To be successful in a subrogation claim, the insurer must be able to prove the quantum of damages. One thing to remember in a subrogated action is that a large portion of the damages will be subject to depreciation.
Examples of documents to rely upon:
- Emergency work invoices
- Repair estimates and invoices
- Schedule of loss for any contents that may have been damaged during the loss including but not limited to their make, model, age, and original cost of purchase.
- If the insured required alternative living arrangements, receipts for hotels and meals will be required.
- Expert report from a third party that outlines the cause of loss
If the loss was caused by a defective product it is very important for the insurer to try and obtain the product. If the product is in the possession of a third party, it is important to contact them immediately to request that they do not destroy or get rid of the evidence. In many circumstances both the insurer and the third party will participate in destructive testing. That will help determine or at least narrow a cause of the failure.
Examples of subrogated actions related to property damage:
- Leaking appliances such as hot water tanks, dish washers and toilets
- Smoke or fire damage relating to a fire at the insured’s neighbor’s house
- A third party crashes their vehicle into the insured’s house
- Your insured’s neighbor is having renovations done and the contractor damages your insured’s property
- A paving company hits a waterline and your insured’s basement floods
The Canadian Inter-Company Arbitration Agreement:
Prior to an insurer contemplating commencing a subrogation action, they must first identify if they are subject to the Canadian Inter-Company Arbitration Agreement, then they must identify if the third party’s insurer is subject to the same agreement.

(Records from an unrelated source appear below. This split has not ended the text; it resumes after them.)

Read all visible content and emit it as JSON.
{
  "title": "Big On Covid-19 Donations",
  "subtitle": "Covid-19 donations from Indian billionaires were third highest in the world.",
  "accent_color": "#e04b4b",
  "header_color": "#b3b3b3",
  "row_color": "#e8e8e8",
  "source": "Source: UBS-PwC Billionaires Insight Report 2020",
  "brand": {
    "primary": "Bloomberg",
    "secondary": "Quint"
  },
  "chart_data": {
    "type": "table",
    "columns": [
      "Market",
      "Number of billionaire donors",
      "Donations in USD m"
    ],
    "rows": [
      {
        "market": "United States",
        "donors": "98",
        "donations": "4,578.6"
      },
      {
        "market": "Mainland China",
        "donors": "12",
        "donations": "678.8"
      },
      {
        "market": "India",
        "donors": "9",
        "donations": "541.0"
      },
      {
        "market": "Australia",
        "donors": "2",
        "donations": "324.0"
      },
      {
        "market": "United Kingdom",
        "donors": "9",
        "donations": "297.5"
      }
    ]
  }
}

The Canadian Inter-Company Arbitration Agreement is an agreement created to help streamline and accelerate claims and disputes that arise between insurance companies. A list of signatories to the agreement can be found at the following: https://mccagueborlack.com/emails/pdfs/tab-a.pdf. One must keep in mind when referring to the list of signatories that they are referring to the most up-to-date version of the document. All insurance companies who are signatories to the agreement must comply with the obligations set out in the document.
Any signatories to the agreement will proceed with their claim through a mandatory and legally binding form of Alternative Dispute Resolution known as arbitration. If a Small Claims Court action is already commenced prior to the parties discovering that they are signatories, they will need to formally discontinue the action with the Small Claims Court and proceed through the arbitration process.